JL1-QA contains 20,060 QA pairs retained from 24,995 generated QA pairs, corresponding to an 80.3% pass rate, which the paper states is higher than JL1-CC because the QA generation stage is context-enriched using verified captions (Liu et al., 30 Jun 2026). The average question length is 11.1 words and the average answer length is 19.3 words. The selected QA pairs are distributed across all eight types, with YES/NO most frequent at 21.2%, followed by WHERE at 18.3% and WHAT at 16.9% (Liu et al., 30 Jun 2026).

The paper also reports qualitative indicators of lexical and semantic diversity. A word cloud for captions shows prominent terms such as upper, lower, bare soil, agricultural, building, road, and water, which it interprets as reflecting both spatial language and land-cover diversity (Liu et al., 30 Jun 2026).

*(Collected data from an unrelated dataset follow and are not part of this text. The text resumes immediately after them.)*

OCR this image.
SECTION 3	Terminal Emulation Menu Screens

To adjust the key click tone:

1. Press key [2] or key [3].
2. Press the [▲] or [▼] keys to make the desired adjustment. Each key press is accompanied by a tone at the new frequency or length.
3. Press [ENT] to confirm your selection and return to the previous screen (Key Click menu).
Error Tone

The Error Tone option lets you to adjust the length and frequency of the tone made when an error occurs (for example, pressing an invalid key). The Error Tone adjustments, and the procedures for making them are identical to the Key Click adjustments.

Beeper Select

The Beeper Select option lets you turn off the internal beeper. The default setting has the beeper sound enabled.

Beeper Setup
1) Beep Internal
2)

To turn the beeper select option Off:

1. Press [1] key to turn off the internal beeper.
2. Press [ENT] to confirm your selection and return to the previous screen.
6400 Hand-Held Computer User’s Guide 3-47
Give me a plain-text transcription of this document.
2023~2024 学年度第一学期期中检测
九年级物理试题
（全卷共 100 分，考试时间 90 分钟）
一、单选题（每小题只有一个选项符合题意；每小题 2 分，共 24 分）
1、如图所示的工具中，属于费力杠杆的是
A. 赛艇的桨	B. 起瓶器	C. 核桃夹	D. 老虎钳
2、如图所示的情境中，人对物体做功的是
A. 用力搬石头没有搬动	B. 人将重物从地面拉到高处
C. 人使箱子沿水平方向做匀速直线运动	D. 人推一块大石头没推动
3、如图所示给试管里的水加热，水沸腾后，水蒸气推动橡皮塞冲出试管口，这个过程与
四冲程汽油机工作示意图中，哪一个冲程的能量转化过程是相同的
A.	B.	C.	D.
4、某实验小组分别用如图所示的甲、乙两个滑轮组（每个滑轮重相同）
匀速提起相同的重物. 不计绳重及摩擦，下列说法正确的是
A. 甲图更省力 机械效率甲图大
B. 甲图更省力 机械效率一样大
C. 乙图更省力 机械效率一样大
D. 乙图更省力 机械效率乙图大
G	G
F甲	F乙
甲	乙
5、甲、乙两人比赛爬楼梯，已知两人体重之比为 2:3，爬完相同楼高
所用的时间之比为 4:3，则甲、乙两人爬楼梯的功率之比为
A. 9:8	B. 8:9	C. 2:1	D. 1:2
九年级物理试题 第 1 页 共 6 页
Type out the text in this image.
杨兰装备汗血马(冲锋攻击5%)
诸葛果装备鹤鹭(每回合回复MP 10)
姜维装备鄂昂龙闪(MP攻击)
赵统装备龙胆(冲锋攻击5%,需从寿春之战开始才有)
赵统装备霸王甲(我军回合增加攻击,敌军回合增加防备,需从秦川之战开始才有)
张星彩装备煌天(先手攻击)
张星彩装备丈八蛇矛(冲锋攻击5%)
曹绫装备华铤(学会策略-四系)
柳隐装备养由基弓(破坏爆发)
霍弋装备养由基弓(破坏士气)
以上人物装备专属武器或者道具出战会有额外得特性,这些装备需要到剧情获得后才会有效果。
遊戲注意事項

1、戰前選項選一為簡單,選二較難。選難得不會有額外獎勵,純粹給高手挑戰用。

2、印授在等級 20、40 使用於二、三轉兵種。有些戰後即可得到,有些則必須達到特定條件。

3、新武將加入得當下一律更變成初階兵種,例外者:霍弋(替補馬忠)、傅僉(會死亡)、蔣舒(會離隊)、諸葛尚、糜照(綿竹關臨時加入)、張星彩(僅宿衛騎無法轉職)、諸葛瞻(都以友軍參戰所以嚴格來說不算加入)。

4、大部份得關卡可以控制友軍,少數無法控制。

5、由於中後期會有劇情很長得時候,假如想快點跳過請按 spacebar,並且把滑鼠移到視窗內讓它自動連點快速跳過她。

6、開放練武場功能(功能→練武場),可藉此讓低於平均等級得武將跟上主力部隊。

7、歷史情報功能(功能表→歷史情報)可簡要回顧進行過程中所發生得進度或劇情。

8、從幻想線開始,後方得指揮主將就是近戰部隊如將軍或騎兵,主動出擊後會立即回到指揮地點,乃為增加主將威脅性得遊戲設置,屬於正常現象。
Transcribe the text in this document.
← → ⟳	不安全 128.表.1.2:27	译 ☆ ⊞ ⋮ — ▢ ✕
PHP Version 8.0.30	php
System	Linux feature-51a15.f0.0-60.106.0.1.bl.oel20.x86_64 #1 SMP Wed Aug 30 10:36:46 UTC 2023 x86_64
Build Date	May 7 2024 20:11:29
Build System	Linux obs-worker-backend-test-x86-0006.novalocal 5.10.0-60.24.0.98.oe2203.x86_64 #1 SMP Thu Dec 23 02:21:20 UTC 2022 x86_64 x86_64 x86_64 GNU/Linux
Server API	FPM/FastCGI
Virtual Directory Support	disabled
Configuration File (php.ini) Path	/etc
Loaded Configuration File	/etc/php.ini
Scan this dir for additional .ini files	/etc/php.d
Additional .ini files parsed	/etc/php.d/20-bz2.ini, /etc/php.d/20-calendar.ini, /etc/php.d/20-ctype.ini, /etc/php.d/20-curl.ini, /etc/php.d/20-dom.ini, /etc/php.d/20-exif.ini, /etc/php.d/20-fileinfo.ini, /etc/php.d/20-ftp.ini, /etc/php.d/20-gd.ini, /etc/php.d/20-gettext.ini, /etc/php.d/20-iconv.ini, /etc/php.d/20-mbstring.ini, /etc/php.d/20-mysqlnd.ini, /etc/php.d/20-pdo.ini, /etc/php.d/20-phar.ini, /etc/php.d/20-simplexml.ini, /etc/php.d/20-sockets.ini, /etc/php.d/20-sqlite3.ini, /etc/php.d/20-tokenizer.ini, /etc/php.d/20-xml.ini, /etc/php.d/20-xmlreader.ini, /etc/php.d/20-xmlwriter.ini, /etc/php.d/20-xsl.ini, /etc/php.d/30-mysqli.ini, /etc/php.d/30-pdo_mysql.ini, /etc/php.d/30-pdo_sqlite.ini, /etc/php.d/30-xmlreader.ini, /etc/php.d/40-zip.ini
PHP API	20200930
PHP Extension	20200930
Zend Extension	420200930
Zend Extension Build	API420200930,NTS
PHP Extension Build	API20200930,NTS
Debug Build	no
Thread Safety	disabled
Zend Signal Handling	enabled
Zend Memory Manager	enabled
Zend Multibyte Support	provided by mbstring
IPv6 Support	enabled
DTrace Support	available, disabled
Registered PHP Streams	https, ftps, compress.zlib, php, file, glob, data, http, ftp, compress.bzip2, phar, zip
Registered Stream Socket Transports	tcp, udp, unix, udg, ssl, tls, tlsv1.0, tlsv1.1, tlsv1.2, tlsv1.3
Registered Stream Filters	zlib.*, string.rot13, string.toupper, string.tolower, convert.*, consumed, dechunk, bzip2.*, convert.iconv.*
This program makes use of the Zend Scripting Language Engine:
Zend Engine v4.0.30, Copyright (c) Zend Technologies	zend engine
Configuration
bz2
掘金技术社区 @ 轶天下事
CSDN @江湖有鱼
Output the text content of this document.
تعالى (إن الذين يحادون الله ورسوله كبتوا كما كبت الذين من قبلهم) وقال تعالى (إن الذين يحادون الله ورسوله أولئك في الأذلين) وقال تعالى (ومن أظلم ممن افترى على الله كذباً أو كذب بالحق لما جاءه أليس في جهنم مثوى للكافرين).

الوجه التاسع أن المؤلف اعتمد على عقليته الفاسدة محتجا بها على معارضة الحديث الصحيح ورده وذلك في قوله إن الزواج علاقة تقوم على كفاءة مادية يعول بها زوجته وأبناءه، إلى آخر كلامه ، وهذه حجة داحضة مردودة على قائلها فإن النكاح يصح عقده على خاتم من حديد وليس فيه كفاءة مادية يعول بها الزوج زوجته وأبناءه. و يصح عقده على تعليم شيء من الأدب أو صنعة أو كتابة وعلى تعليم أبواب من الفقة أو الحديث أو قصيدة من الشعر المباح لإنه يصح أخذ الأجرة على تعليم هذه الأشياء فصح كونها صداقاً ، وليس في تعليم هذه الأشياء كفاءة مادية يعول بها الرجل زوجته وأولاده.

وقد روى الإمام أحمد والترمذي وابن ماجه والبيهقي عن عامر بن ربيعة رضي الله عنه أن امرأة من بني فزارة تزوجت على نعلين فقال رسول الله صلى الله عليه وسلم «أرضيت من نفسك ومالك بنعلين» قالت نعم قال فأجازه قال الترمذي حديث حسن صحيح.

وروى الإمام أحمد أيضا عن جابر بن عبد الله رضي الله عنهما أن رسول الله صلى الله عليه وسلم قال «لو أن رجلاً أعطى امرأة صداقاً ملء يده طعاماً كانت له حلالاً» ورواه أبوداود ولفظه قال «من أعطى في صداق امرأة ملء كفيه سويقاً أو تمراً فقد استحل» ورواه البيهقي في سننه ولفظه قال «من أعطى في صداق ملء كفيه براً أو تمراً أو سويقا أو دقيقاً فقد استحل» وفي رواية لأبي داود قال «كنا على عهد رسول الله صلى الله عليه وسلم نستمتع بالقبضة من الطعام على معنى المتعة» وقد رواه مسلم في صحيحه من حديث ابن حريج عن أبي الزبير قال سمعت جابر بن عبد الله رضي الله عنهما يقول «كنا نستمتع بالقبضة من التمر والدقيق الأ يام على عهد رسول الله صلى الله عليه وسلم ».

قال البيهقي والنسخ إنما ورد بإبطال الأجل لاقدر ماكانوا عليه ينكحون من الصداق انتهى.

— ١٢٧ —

Together with the CAR histogram and QA-type distribution, these analyses are used to argue that the generated annotations are diverse, spatially grounded, and quality-controlled.

Notably, the paper’s emphasis is on construction quality and descriptive statistics rather than broad downstream benchmarking. It presents caption and QA score histograms, the CAR distribution over the 5,000 image pairs, and the distribution of the eight QA types, but does not include a full leaderboard, task-specific benchmark results, or model comparison tables for captioning or QA performance in the excerpt provided (Liu et al., 30 Jun 2026).

6. Significance, use cases, and limitations

The paper states three principal contributions. First, it constructs a change understanding benchmark with binary change masks, natural-language change descriptions, and QA pairs over 5,000 bi-temporal satellite image pairs. Second, it introduces a scalable and reproducible annotation pipeline combining multi-modal LLM generation, vision-grounded LLM judging, and human verification. Third, it provides comprehensive dataset statistics together with public release of the data and code (Liu et al., 30 Jun 2026).

Its broader contribution is to facilitate joint learning and evaluation across CD, CC, and QA for remote sensing (Liu et al., 30 Jun 2026). Because the masks, captions, and questions are aligned on the same image pairs, the benchmark can support cross-task supervision and cross-task evaluation. This suggests a setting in which pixel-level localization, free-form semantic description, and interactive QA are not isolated benchmarks but coordinated views of the same underlying change event.

The paper is correspondingly modest about limitations. JL1-CC&QA is built from a single sensor family and a single modality—RGB Jilin-1 optical imagery—so it does not directly address multispectral, hyperspectral, SAR, or cross-modal change understanding (Liu et al., 30 Jun 2026). The annotation pipeline relies heavily on LLM-generated text and automated judging, which, although grounded and human-checked, may still inherit biases, style artifacts, or coverage limitations from the prompt design and the selected taxonomy. The QA set is constrained to eight question types, which, while broad, does not fully span open-world dialog or complex multi-turn reasoning. Finally, the paper emphasizes construction and statistics more than downstream baselines, so the practical performance ceiling and task difficulty for existing models are not fully quantified in the excerpt (Liu et al., 30 Jun 2026).

In summary, JL1-CC&QA is a carefully designed extension of JL1-CD that transforms a classic binary change detection corpus into a richer benchmark for semantic change captioning and natural-language QA. Its defining characteristic is the unification of masks, captions, and questions on the same 5,000 bi-temporal Jilin-1 pairs, with 17,021 verified captions and 20,060 verified QA pairs produced through a three-stage, quality-controlled annotation pipeline (Liu et al., 30 Jun 2026).